2. O Basquetebol benfiquista é tricampeão, reagindo da melhor forma ao título do FC Porto em 2010/11 em que viu a sua hegemonia ser questionada. 2013/14 foi uma época quase incólume por parte da secção, e onde a única nota negativa deve ser atribuída aos benfiquistas que mesmo podendo não se deslocam aos pavilhões, contribuindo para ambientes desoladores que estes profissionais não merecem. Existem muitos obreiros desta hegemonia, mas Carlos Lisboa é um dos grandes responsáveis. Ouviu-se e leu-se de tudo em pouco em relação a esta figura incontornável do Benfica desde que regressou ao comando da equipa de Basquetebol, e ele limitou-se a responder com trabalho e dedicação. O resultado está à vista; 3 Campeonatos Nacionais (2011/12, 2012/13, 2013/14), 1 Taça de Portugal (2013/14), 2 Taças Hugo dos Santos (2012/13, 2013/14), 2 Troféus António Pratas (2011/12, 2012/13) e 3 Supertaças (2012/13, 2013/14). O Basquetebol encarnado está bem e recomenda-se, e Carlos Lisboa é a cada dia que passa melhor técnico. Se o aperfeiçoamento das técnicas de treino e a leitura dos jogos são aspectos que se aprendem com o tempo, já o carisma e conseguir transmitir aos atletas o que é o Benfica é algo que nasce com as pessoas. Também por aí se explica este sucesso.

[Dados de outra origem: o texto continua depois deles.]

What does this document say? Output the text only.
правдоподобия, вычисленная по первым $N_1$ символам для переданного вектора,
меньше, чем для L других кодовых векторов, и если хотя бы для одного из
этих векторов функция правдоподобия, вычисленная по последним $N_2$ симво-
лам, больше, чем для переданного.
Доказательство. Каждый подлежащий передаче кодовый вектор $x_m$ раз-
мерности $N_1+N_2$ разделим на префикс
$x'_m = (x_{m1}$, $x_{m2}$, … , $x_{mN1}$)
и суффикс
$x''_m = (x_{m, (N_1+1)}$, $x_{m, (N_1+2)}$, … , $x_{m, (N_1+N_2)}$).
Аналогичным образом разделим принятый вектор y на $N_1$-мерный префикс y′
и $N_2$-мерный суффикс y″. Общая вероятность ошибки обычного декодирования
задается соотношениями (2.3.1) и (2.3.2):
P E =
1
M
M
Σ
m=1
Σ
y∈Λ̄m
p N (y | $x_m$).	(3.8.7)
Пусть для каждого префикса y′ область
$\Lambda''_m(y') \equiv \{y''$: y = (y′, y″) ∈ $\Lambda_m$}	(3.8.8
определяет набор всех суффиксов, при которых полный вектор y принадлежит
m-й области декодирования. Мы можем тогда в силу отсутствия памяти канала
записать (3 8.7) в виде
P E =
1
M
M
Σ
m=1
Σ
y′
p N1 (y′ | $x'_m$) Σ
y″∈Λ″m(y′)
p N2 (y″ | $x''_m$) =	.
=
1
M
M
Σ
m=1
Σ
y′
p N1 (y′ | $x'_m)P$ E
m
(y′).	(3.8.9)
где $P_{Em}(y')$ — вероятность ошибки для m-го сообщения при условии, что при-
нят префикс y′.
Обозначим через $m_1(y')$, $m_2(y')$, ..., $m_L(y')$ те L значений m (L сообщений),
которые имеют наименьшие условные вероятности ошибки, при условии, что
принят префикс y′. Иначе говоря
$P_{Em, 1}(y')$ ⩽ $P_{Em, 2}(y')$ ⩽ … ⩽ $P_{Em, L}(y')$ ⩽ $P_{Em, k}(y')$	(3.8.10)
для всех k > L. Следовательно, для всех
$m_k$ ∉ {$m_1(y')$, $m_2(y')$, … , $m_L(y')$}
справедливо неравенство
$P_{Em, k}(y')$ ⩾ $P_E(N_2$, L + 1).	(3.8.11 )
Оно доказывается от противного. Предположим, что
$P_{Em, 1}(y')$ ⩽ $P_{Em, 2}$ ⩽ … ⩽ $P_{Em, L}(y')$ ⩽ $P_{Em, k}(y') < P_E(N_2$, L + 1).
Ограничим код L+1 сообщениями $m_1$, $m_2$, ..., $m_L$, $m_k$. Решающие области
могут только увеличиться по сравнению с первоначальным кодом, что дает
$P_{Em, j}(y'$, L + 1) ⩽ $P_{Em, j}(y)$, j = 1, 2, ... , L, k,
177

3. João Querido Manha debruçou-se recentemente sobre a aposta na formação por parte do Benfica, dando o mote para o que procederá cada contratação encarnada neste defeso. Segundo parece, estranha a «dificuldade na transição para a equipa principal». Talvez tenha conhecimento de atletas das equipas B de FC Porto e Sporting que têm já assegurada a sua presença no plantel principal dos seus clubes, esteja distraído quanto à equipa mais activa no mercado ou porventura tenha visto em Nélson Oliveira, Roderick, David Simão, entre outros nomes sonantes da formação encarnada, épocas que infelizmente não lhes vimos. Pode até ter visto, no pontapé de saída para 2013/14, mais talento num dos jovens da Equipa B do que num dos estrangeiros contratados que fez parte da equipa principal. Da nossa parte, resumimo-nos aos factos que temos ao nosso dispôr, um deles que existe qualidade, bastando ver os jogos da formação, olhar para a representatividade benfiquista nas camadas jovens, ou saber que os jovens atletas encarnados desde cedo despertam cobiça além-fronteiras. Outro que tudo se tem feito para proteger estes activos e o seu futuro, quer através de contratos profissionais quer por via da criação da equipa B que os acolhe e lhes facilita a transição para o futebol profissional, para então progressivamente passarem a marcar presença assídua na A. O intercâmbio existe, e André Almeida, André Gomes e Ivan Cavaleiro, embora apenas este último possa ser considerado na sua totalidade um produto da formação encarnada, fazem parte do balanço mais visível desde o reaparecimento das equipas B. A estes certamente se juntarão outros num futuro próximo, como nos parece ser o caso de Bernardo Silva, que em virtude da standardização do modelo de jogo entre escalões ainda não ser o melhor quase tudo terá de aprender para além do inegável talento que possui. Tudo tem naturalmente a sua lógica e o seu timing, importando reconhecer que por vezes são as circunstâncias e até as necessidades que ditam as chamadas, sem esquecer que dos três grandes o Benfica é aquele que tem o plantel mais competitivo. Andar com a bandeira do nacionalismo - para mais num jornal que dá mais visibilidade ao futebol internacional do que ao futebol-formação - ou acreditar que a hegemonia benfiquista se faz em exclusivo com a formação é que não pega....

4. Como era expectável a convocatória de Paulo Bento causou alguma celeuma e sobre ela muito se tem escrito, felizmente que para além da casmurrice compreendendo-se que as ideias do técnico são em prol do colectivo. A não chamada de Quaresma terá sido porventura a decisão mais sonante, mas até aqui o atleta ao que parece - sem ser naturalmente indissociável a sua tristeza pela última oportunidade desperdiçada - parece ter reagido com a maturidade que muitas vezes não demonstra nos relvados. Sabe-se que o jogador portista tem magia no seu pé direito, mas as suas intermitências e pouca solidariedade defensiva põem por variadíssimas vezes em causa o colectivo. Como aliás os resultados do FC Porto pré e pós-Quaresma ditam mas muitos não querem ver.